9 February 2026 16:13

C’est fini pour les Bleues

Contrainte de l’emporter avec
deux buts d’écart pour continuer à croire aux quarts de finale,
l’équipe de France féminine de hockey s’est inclinée 2-1 après
prolongation contre l’Allemagne et quitte donc ses premiers JO avec
quatre défaites au compteur.

L’apprentissage aura ressemblé à un long chemin de croix pour
l’équipe de France féminine de hockey sur glace. Les Bleues, dont
seulement trois joueuses sont professionnelles (en Suisse)
prenaient part à leurs tout premiers Jeux Olympiques, à Milan, et
l’aventure s’est soldée par quatre défaites en quatre matchs.
Battue par l’Italie, le Japon et la Suède, la France avait
encore un petit espoir de qualification, en cas de victoire par
deux buts d’écart contre l’Allemagne, combinée à des résultats
favorables dans la soirée.
Mais les Françaises se sont
inclinées 2-1 après prolongation.

Les Bleues ont offert une belle résistance, à commencer par
Alice Philbert, qui a réussi 45 arrêts (contre 13 pour son
homologue allemande), mais elles ont fini par craquer. C’est Laura
Kluge qui a ouvert le score pour l’Allemagne, en supériorité
numérique, à 35 secondes de la fin du premier tiers, d’un tir à 5m
côté droit. Les Allemandes ont ensuite pilonné le but français tout
au long du deuxième tiers, puis au début du troisième, et
alors que les Françaises n’avaient tiré que 13 fois au but, contre
33 pour leurs adversaires, elles sont parvenues à égaliser à la
54e, par Estelle Duvin, près du but.
Il restait alors six
minutes pour marquer deux buts et encore croire aux quarts. Mais le
miracle n’a pas eu lieu.

Des regrets et de la fierté pour
les Bleues

Les deux équipes ont donc dû disputer une prolongation, et après
67 secondes, Katarina Jobst-Smith a donné la victoire à son équipe,
dans l’axe à 6m du but. Le rêve olympique prend fin pour les
Bleues, alors que l’Allemagne se rapproche des quarts, à condition
que le Japon ne batte pas le leader suédois. « C’est dur, car
on aurait pu aller chercher une première victoire historique, a
regretté l’ailière Clara Rozier au micro de France 2. Mais
on peut être fières, car c’est le premier match où on fait vraiment
les 60 minutes. Ca fait plaisir de voir qu’on peut
rivaliser contre une top nation.
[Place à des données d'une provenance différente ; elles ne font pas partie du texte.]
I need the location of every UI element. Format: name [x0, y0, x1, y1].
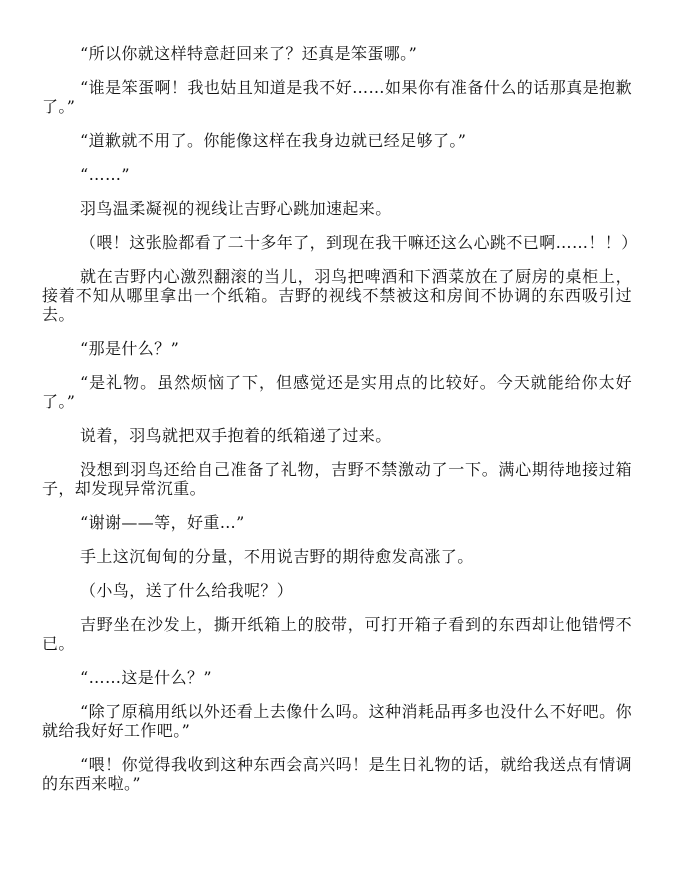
paragraph: “……” [42, 165, 632, 184]
paragraph: “……这是什么？” [42, 668, 632, 687]
paragraph: “除了原稿用纸以外还看上去像什么吗。这种消耗品再多也没什么不好吧。你就给我好好工… [42, 702, 632, 740]
paragraph: 吉野坐在沙发上，撕开纸箱上的胶带，可打开箱子看到的东西却让他错愕不已。 [42, 615, 632, 653]
paragraph: （小鸟，送了什么给我呢？） [42, 581, 632, 600]
paragraph: “道歉就不用了。你能像这样在我身边就已经足够了。” [42, 131, 632, 150]
paragraph: “所以你就这样特意赶回来了？还真是笨蛋哪。” [42, 44, 632, 63]
paragraph: “是礼物。虽然烦恼了下，但感觉还是实用点的比较好。今天就能给你太好了。” [42, 373, 632, 411]
paragraph: 没想到羽鸟还给自己准备了礼物，吉野不禁激动了一下。满心期待地接过箱子，却发现异常… [42, 460, 632, 498]
paragraph: 手上这沉甸甸的分量，不用说吉野的期待愈发高涨了。 [42, 547, 632, 566]
paragraph: “谁是笨蛋啊！我也姑且知道是我不好……如果你有准备什么的话那真是抱歉了。” [42, 78, 632, 116]
paragraph: 就在吉野内心激烈翻滚的当儿，羽鸟把啤酒和下酒菜放在了厨房的桌柜上，接着不知从哪里… [42, 267, 632, 324]
paragraph: 说着，羽鸟就把双手抱着的纸箱递了过来。 [42, 426, 632, 445]
paragraph: 羽鸟温柔凝视的视线让吉野心跳加速起来。 [42, 199, 632, 218]
paragraph: （喂！这张脸都看了二十多年了，到现在我干嘛还这么心跳不已啊……！！） [42, 233, 632, 252]
paragraph: “谢谢——等，好重…” [42, 513, 632, 532]
paragraph: “那是什么？” [42, 339, 632, 358]
paragraph: “喂！你觉得我收到这种东西会高兴吗！是生日礼物的话，就给我送点有情调的东西来啦。… [42, 755, 632, 793]
document-page: “所以你就这样特意赶回来了？还真是笨蛋哪。” “谁是笨蛋啊！我也姑且知道是我不好… [42, 44, 632, 808]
Il y a quand même du positif sur
ces Jeux. C’est énormément d’expérience et c’était vraiment hyper
enrichissant d’être là
. » L’aventure reste belle pour
les Françaises, qui s’étaient qualifiées grâce à la suspension de
la Russie, mais qui savent déjà qu’elles seront au rendez-vous en
2030, dans les Alpes. Il reste quatre ans pour travailler.